IoT and 5G Power Smart Farming Across Europe

The smart agriculture approach utilizes artificial intelligence, automation, and high-speed connectivity, thereby reducing costs and improving the performance of the farm. Ekobot AB, a Swedish company that promotes “autonomous precision agriculture,” aims to offer practical and sustainable solutions to agricultural issues while reducing workloads with autonomous tools for vegetable farmers.

A pilot using Telia’s 5G network, networked video cameras from Axis Communications, and sector know-how from agri-tech research institute RISE has demonstrated successful automation of the traditionally manual task of weeding at a farm outside the city of Västerås in Sweden.

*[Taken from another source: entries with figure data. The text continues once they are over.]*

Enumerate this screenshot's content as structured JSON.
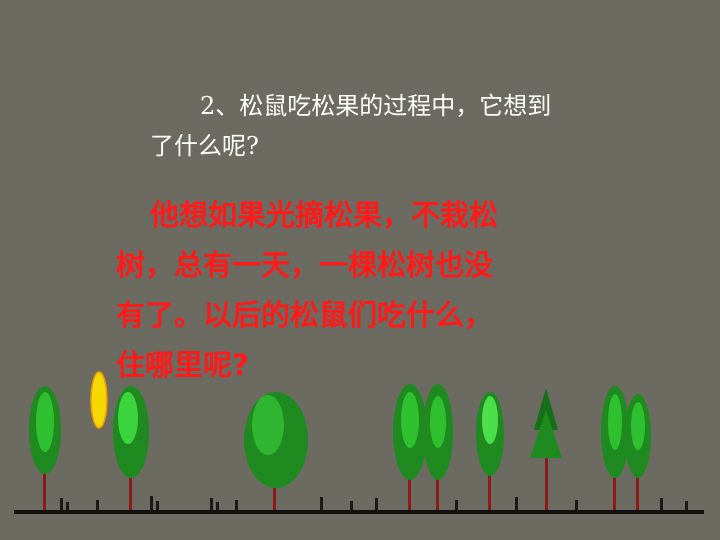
{
  "question": {
    "line1": "2、松鼠吃松果的过程中，它想到",
    "line2": "了什么呢?"
  },
  "answer": {
    "lines": [
      "他想如果光摘松果，不栽松",
      "树，总有一天，一棵松树也没",
      "有了。以后的松鼠们吃什么，",
      "住哪里呢?"
    ]
  },
  "colors": {
    "background": "#6b6b61",
    "question_text": "#ffffff",
    "answer_text": "#ff1a1a",
    "tree_foliage": "#1f9a1f",
    "tree_trunk": "#8b1a1a",
    "sun": "#f5d800"
  }
}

The robot uses onboard sensors, including multispectral cameras and soil probes, which enables it to identify weeds and remove them. The recorded data can then be stored and processed in the cloud and analyzed by farmers for “precision farming,” with specific instructions sent back to the robot and made available to other farmworkers. The robot can be steered remotely, using real-time data feeds that require the high bandwidth and low latency of a 5G mobile network. Other than cost efficiency and precision performance, the robots can also minimize the farmer’s dependence on chemical herbicides.

Other use cases of IoT in agriculture

While Sweden’s farm robots continue their pilot project and prepare for even more automated 5G-enabled tasks, the agriculture sector is already a real-world laboratory for the IoT around the world. The industry accounts for 5% of all IoT projects in GlobalData’a IoT Deployment Tracker.

The Agribio Social Cooperative in Italy uses data collected from sensors and irrigation actuators connected to WiFi to improve organic farm production quality and save costs. According to the farm’s manager, the solution provides data-driven insights for improving crop growth, especially tomatoes in greenhouses.

Smart farming also includes the monitoring and control of agricultural products in the logistics process. At Bega Cheese in Australia this year, Software AG and Optus helped deploy sensors connected over narrowband IoT to edge computing, machine learning, and streaming analytics in support of milk processing and production. By enabling live monitoring of milk quality, temperature, and quantity before and during transport, the solution optimizes logistics, preventing wastage from unnecessary journeys.

Combining automation, connectivity, and analytics is bound to improve quality and efficiency in the agriculture sector. This will be evident in so many ways–particularly the food that we eat.